Understandably, not everyone feels the same about farmers markets. One of our customers, who we see very infrequently, showed up with his wife the other day and said going to the market involved three of his least favorite things: getting up early, shopping, and crowds. Well, to each his own.
While the supermarket may eliminate getting up early, it still involves shopping and crowds and has little to offer in the way of fresh, local, or fair food. Affordable, yes, but we know the affordability of mainstream food relies on low-wage farmers, and industrial farming practices that in turn rely on heavy use of chemicals, large-scale animal production, and hidden costs to the environment.
We also know that the nutritional content of that supermarket food has been in steady decline for decades. We know most of our winter vegetables are imported and possibly grown in a manner that is not healthy, fair, or green. Even the USDA, which touts our food as the safest in the world, (despite dramatically increasing numbers of food poisoning incidents) is critical of the declining nutritional content.

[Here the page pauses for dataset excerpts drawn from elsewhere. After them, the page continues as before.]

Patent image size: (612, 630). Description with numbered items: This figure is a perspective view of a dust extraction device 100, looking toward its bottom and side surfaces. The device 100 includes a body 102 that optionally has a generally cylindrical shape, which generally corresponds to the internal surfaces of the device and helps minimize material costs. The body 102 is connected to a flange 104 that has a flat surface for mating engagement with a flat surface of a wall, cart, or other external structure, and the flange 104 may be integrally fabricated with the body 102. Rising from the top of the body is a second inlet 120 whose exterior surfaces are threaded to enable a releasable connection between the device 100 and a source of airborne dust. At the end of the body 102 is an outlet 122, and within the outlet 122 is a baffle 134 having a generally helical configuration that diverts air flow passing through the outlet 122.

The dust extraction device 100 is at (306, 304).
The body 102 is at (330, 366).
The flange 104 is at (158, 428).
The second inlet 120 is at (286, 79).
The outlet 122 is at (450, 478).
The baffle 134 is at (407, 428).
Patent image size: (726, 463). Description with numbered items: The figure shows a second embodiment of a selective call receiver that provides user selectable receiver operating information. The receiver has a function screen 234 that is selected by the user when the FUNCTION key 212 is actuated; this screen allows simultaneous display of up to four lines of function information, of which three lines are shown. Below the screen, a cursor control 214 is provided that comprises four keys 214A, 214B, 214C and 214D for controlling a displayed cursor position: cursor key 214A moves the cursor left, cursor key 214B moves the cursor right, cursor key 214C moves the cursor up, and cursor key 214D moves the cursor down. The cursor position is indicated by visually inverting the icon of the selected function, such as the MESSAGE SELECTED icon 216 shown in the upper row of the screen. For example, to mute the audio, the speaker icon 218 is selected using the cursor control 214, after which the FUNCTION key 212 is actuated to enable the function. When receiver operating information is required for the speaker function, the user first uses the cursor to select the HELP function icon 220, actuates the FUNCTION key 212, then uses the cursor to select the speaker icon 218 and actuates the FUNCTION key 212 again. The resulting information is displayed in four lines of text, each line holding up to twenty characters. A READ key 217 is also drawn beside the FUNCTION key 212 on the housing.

According to the USDA, Americans are increasingly deficient in calcium, potassium, magnesium, and vitamins A, C, D, and E. This lack of vitamins and minerals in our diet is indicative of depleted soils world wide, caused by industrial farming practices. A comparison of today’s soil mineral content across the world with that of 100 years ago shows an average decline in mineral levels of roughly 80 percent. No wonder supermarket food is lacking in nutrition!
Another statistic from the USDA’s Economic Research Service indicates that if all Americans were to eat in accordance with the dietary guidelines establish by USDA, we would need an additional 14.1 million acres for fruit and vegetable production and would be short 111 billion lbs. of milk per year. Granted, Americans will never eat according to the USDA guidelines, which are probably too heavy on milk and meat and way too short on vegetable consumption. Still, even the USDA concedes we are a food deficit nation; globalization is apparently not working, for we depend on the rest of the world to feed us while many of those countries are starving.

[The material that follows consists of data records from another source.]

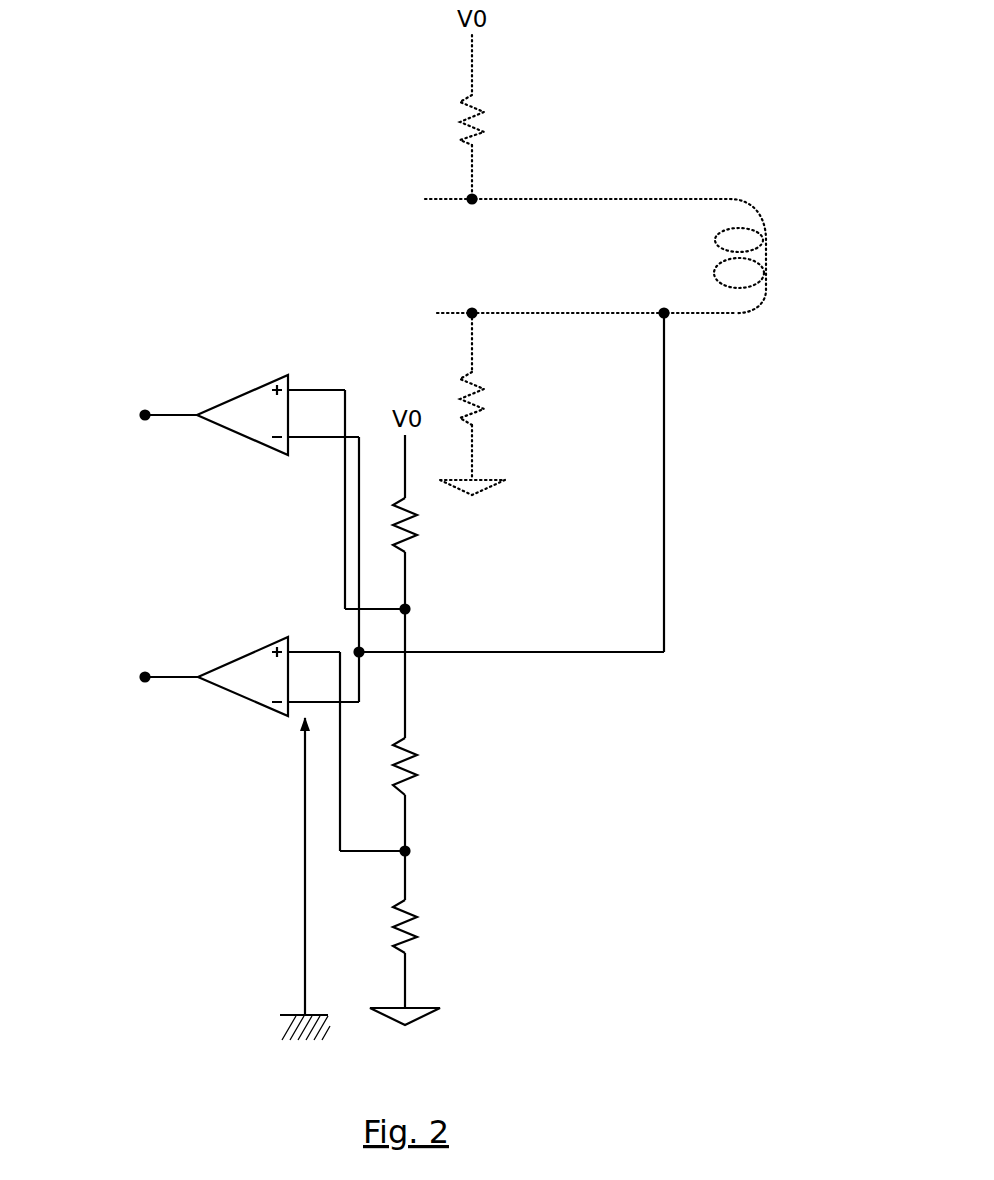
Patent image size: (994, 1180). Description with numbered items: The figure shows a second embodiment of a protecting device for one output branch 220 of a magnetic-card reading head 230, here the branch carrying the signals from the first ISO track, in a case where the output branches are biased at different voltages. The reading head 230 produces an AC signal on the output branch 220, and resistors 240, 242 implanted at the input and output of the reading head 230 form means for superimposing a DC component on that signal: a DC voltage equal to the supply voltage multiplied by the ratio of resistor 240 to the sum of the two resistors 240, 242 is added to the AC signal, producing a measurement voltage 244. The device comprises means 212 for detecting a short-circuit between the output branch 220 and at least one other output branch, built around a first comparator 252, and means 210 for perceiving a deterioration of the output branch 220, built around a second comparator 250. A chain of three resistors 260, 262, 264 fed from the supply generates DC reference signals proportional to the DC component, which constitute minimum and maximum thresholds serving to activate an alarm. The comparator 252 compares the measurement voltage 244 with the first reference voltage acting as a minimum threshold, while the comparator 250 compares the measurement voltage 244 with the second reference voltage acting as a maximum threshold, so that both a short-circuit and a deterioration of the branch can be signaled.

The means for perceiving a deterioration 210 is at (202, 471).
The means for detecting a short-circuit 212 is at (185, 688).
The output branch 220 is at (632, 199).
The reading head 230 is at (743, 298).
The resistor 240 is at (476, 119).
The resistor 242 is at (475, 393).
The measurement voltage 244 is at (292, 879).
The comparator 250 is at (253, 398).
The comparator 252 is at (242, 682).
The resistor 260 is at (410, 545).
The resistor 262 is at (412, 763).
The resistor 264 is at (412, 925).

While the practices of the industrial “Green Revolution” did increase food production, it appears it did little for food quality. Industrial production of the cheap food that fills our supermarkets is slowly starving us. It all adds up: food safety scares, declining food quality, the world food crisis — all these abysmal failures of food production and marketing will eventually bring food production back to the local level. Local producers quickly learn that caring for the soil and making it healthy again produces healthy, nutrient-dense food for both people and animals.
Could we be entering a renaissance in food production and eating? Many think we are, for many small reasons that together add up to the overwhelming conclusion that we can no longer ship our food 1,500 miles or more from farm to table; industrial farming has crested the hill and is on the downhill slide.
Oil will never be cheap again and climate change has made world food production very uncertain. Developing countries can produce more food that is more appropriate to their cultures if they are allowed to use traditional production practices as opposed to industrial farming practices. Local producers worldwide know that hands-on farming affords a better way to care for the soil and produce healthy food.
Woody Allen’s 1973 movie Sleeper speculated on what the future of food might look like: from giant chickens to hose-fed, genetically engineered bananas the size of cruise missiles. I know, it’s just a movie, but Monsanto may be working on it. Forget the movies. The future of food is local.
When one farms locally, or supports local agriculture, he or she may, at first, miss the convenience of the old cheap, globalized food system. Change for the better is seldom easy, but always worth it. There will still be getting up early, shopping, and crowds, but in the end, I think, local farmers and eaters have more fun and live better for it.